Лакей Никифор, по-стариковски шмыгая ногами, и чувствуя сердцем беду, явился на зов в кабинет; Барышников поглядел на него искоса, недружелюбно, и сказал ему:
– Видишь ли, Никифор, я бы с тобой не расстался, хотя ты и стар и очень нерасторопен, но твоя собака, Никифор, – она меня просто с ума сводит!
Барышников растопырил руки с красными ладонями, посмотрел на нос Никифора и истерично вскрикнул:
– Это какой-то черт, а не собака! Сегодня она вылакала сливки, а вчера съела на кухне яйца!
Никифор угрюмо ответил:
– Яйца скотница съела, а не Венерка.
– Это полсотни-то яиц скотница съела? – переспросил Барышников.
– Съела, – угрюмо повторил Никифор и добавил:
– А сливки усохли.
Все лицо Барышникова перекосилось язвительной гримасой.
– Усохли? – переспросил он.
– Усохли, – повторил Никифор, угрюмо.
Барышников сокрушенно вздохнул.
– Одним словом, вот что, Никифор, – сказал он, – пристраивай свою собаку, куда хочешь. Хочешь, отдай кому-нибудь, хочешь – пристрели, но только держать тебя с собакой я не стану.
– На то есть воля ваша, – заметил Никифор.
– Да на что тебе собака? – продолжал Барышников, поглядывая куда-то в потолок, – она стара, глуха, глупа, неряшлива и непригодна ни для какой охоты.
– Собака хорошая, это вы напрасно, – возразил Никифор.

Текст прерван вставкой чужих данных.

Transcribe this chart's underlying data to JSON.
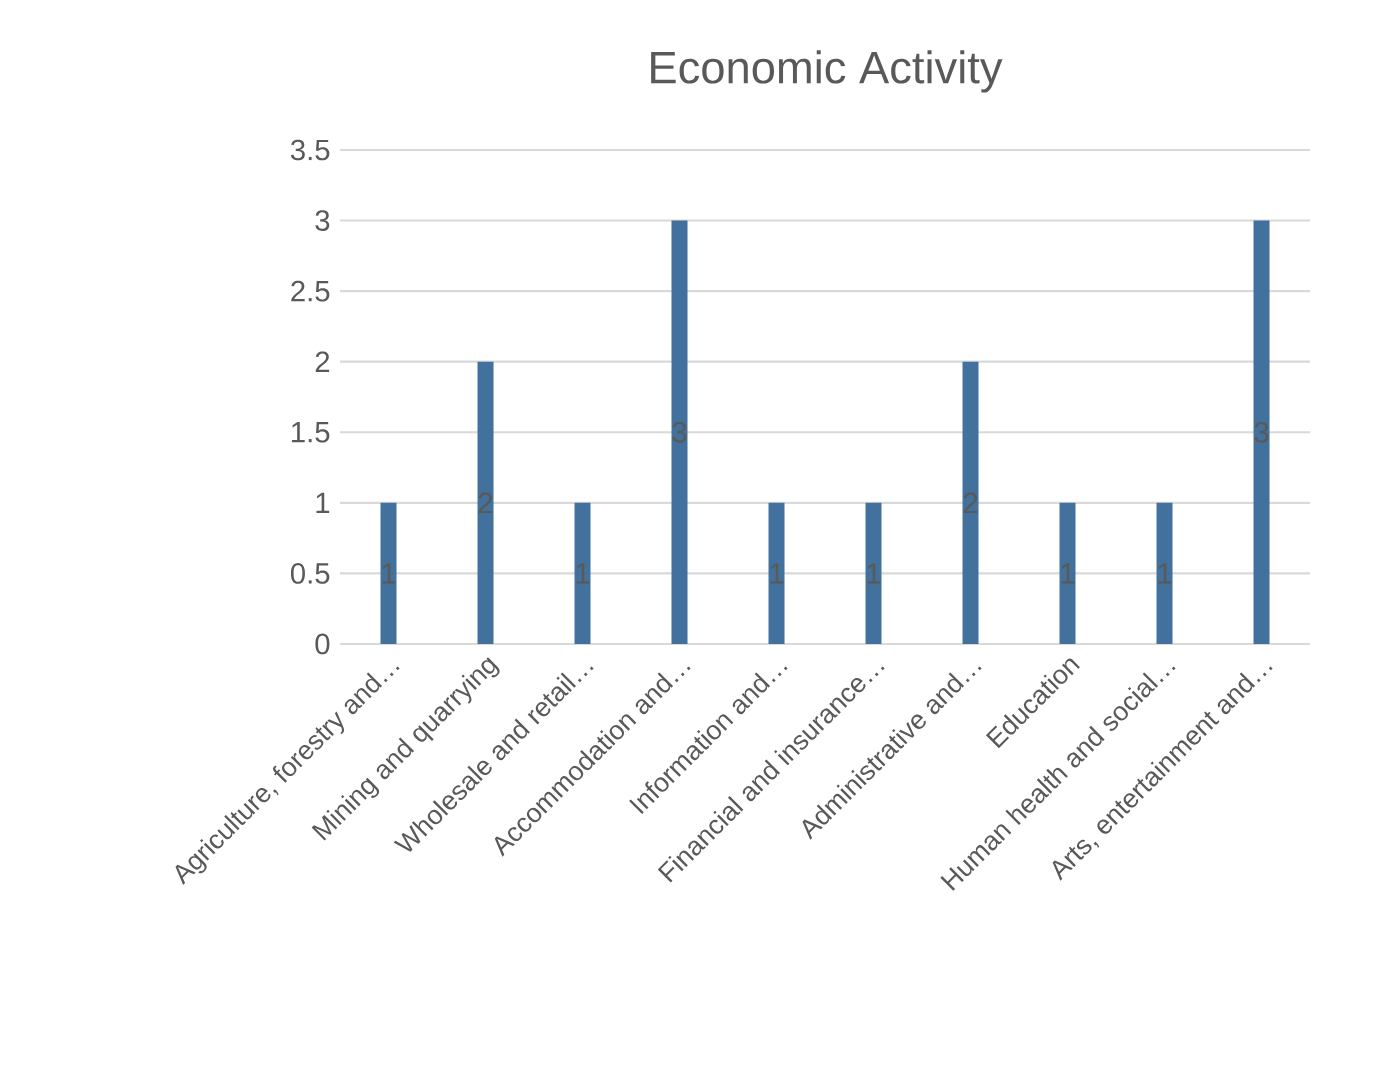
{
  "chart_data": {
    "type": "bar",
    "title": "Economic Activity",
    "categories": [
      "Agriculture, forestry and…",
      "Mining and quarrying",
      "Wholesale and retail…",
      "Accommodation and…",
      "Information and…",
      "Financial and insurance…",
      "Administrative and…",
      "Education",
      "Human health and social…",
      "Arts, entertainment and…"
    ],
    "values": [
      1,
      2,
      1,
      3,
      1,
      1,
      2,
      1,
      1,
      3
    ],
    "color": "#41719c",
    "ylim": [
      0,
      3.5
    ],
    "yticks": [
      0,
      0.5,
      1,
      1.5,
      2,
      2.5,
      3,
      3.5
    ],
    "grid": "y",
    "data_labels": true
  }
}
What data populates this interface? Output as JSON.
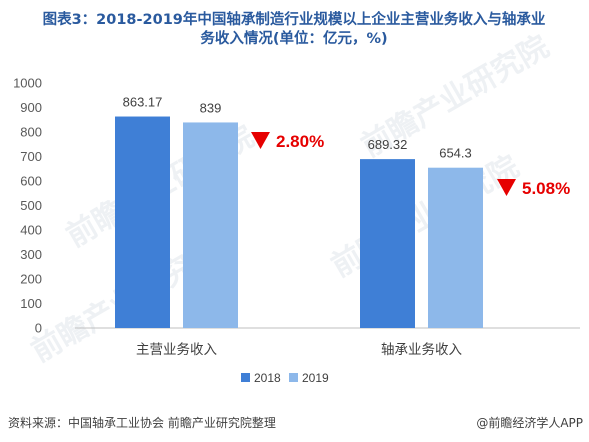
{
  "chart_data": {
    "type": "bar",
    "title_line1": "图表3：2018-2019年中国轴承制造行业规模以上企业主营业务收入与轴承业",
    "title_line2": "务收入情况(单位：亿元，%)",
    "categories": [
      "主营业务收入",
      "轴承业务收入"
    ],
    "series": [
      {
        "name": "2018",
        "values": [
          863.17,
          689.32
        ],
        "labels": [
          "863.17",
          "689.32"
        ]
      },
      {
        "name": "2019",
        "values": [
          839,
          654.3
        ],
        "labels": [
          "839",
          "654.3"
        ]
      }
    ],
    "ylim": [
      0,
      1000
    ],
    "yticks": [
      "0",
      "100",
      "200",
      "300",
      "400",
      "500",
      "600",
      "700",
      "800",
      "900",
      "1000"
    ],
    "annotations": [
      "2.80%",
      "5.08%"
    ],
    "legend_position": "bottom",
    "grid": false
  },
  "footer": {
    "source": "资料来源：中国轴承工业协会 前瞻产业研究院整理",
    "brand": "@前瞻经济学人APP"
  },
  "watermark": {
    "text": "前瞻产业研究院"
  },
  "colors": {
    "series_2018": "#3f7fd6",
    "series_2019": "#8db8ea",
    "decrease": "#e60000",
    "title": "#2a5a9e"
  }
}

Барышников хотел было его перебить, но Никифор упрямо продолжал:
– Собака – деликатная, приятная, послушная, чистых кровей; такую собаку любой, кому не надо, возьмет, и пристреливать ее не к чему!
Никифор сердито повернулся, вышел из кабинета, прошел в свой угол под лестницу и злобно плюнул.
– Тьфу, – проговорил он, – скотницы яйца жрут, а собака отвечай. Господа, нечего сказать!
На его лице отразилось брезгливое чувство ко всем вообще господам. Он покачал головой и, присев тут же, под лестницей к своему сундучку, стал перебирать разный хлам: старое платье, сапожную щетку, жестянку из-под монпансье, две перчатки с левой руки. Венерка лежала здесь же, у сундука, свернувшись в клубок, и при взгляде на ее поседевшие щеки Никифор внезапно, вспомнил, что ей уже двадцать лет.